De Morgan’s formulas set theory

Question

De Morgan Formulas

I can't seem to wrap my head around these two formulas. I don't know whether it's that I don't understand the union and intersection of elements of gamma being put into set A. Or either that I don't understand how the distributive property works in these kind of problems. If anyone could please help it would be greatly appreciated, thanks.

Answer 1

Elements of $\Gamma$ aren’t being put into sets $A$: the sets $A$ in the expressions are elements of $\Gamma$: $\Gamma$ is simply a collection of sets.

It may help to work through the reasoning showing that one of these identities is true, illustrating it with a small example. Let’s take the first one,

$$X\setminus\bigcup_{A\in\Gamma}A=\bigcap_{A\in\Gamma}(X\setminus A)\;.\tag{1}$$

The lefthand side is the set of all members of $X$ that are not in any of the sets in the collection $\Gamma$.

• For instance, if $\Gamma=\{A_1,A_2,A_3\}$, the lefthand side is $X\setminus(A_1\cup A_2\cup A_3)$, the set of all members of $X$ that are not in any of the sets $A_1,A_2$, and $A_3$.

Suppose that $x$ is such a member of $X$, i.e., that $x\in X\setminus\bigcup_{A\in\Gamma}A$; then $x$ is not in any of the members of $\Gamma$, so if $A\in\Gamma$, we know that $x\notin A$. But $x\in X$, so $x\in X\setminus A$. That’s true for every $A\in\Gamma$, so $x$ is in all of the sets $X\setminus A$ and is therefore in their intersection: $$x\in\bigcap_{A\in\Gamma}(X\setminus A)\;.$$

• In terms of the small example above, $x\in X$, but $x\notin A_1$, $x\notin A_2$, and $x\notin A_3$, so $x\in X\setminus A_1$, $x\in X\setminus A_2$, and $x\in X\setminus A_3$. But then $x$ must be in the intersection of these three sets: $x\in\bigcap_{i=1}^3(X\setminus A_i)=\bigcap_{A\in\Gamma}(X\setminus A)$.
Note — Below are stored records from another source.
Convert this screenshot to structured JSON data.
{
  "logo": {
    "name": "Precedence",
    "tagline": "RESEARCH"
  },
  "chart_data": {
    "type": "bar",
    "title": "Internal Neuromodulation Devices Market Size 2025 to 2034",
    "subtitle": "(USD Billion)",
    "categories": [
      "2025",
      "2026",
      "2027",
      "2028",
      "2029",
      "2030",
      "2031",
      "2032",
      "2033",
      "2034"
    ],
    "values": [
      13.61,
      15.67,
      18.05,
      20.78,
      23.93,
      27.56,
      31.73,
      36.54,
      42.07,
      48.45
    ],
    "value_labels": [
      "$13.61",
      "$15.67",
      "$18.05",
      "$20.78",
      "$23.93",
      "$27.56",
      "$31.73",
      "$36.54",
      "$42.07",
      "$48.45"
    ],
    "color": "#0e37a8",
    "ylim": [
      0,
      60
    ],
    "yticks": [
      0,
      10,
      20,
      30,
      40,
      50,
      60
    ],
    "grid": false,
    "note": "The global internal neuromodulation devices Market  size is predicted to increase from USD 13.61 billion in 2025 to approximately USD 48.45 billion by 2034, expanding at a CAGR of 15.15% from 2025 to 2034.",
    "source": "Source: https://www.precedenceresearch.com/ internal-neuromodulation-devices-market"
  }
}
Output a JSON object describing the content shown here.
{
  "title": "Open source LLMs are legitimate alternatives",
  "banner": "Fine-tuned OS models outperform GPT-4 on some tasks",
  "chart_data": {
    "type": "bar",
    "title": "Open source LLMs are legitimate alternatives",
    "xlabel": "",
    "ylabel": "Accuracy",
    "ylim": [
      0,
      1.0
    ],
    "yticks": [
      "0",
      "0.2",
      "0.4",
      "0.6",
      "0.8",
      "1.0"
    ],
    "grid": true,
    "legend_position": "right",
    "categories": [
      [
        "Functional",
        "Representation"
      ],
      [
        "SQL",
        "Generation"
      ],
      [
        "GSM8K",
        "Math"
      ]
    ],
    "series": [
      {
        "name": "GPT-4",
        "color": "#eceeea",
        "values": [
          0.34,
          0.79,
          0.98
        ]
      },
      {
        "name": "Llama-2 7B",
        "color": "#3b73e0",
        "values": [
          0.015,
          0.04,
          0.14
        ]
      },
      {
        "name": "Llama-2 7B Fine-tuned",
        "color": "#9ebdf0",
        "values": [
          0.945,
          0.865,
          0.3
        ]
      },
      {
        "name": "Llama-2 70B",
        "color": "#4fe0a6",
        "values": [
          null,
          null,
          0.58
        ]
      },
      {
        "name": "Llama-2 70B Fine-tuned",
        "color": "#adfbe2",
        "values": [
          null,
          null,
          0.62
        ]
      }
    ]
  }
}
This shows that in general

$$X\setminus\bigcup_{A\in\Gamma}A\subseteq\bigcap_{A\in\Gamma}(X\setminus A)\;.$$

Now suppose that $x\in\bigcap_{A\in\Gamma}(X\setminus A)$. This just says that for every set $A$ in the collection $\Gamma$, $x\in X\setminus A$: that is, $x$ is in $X$ but not in $A$. This clearly implies that $x\in X$. It also implies that $x$ is not in the union of all of the sets $A$ in the collection $\Gamma$, since it’s not in any of those sets. That is, $x\in X$, but $x\notin\bigcup_{A\in\Gamma}A$, so $x\in X\setminus\bigcup_{A\in\Gamma}A$.

• Again in terms of the small example, $x$ is in each of the sets $X\setminus A_1$, $X\setminus A_2$, and $X\setminus A_3$, so $x\in X$, but $x\notin A_1$, $x\notin A_2$, and $x\notin A_3$. Thus, $x\in X$, but $x\notin A_1\cup A_2\cup A_3=\bigcup_{A\in\Gamma}A$, so $x\in X\setminus\bigcup_{A\in\Gamma}A$.

This shows that in general

$$\bigcap_{A\in\Gamma}(X\setminus A)\subseteq X\setminus\bigcup_{A\in\Gamma}A\;,$$

which completes the proof of $(1)$.

You might find it helpful to draw a Venn diagram for the small example that I used.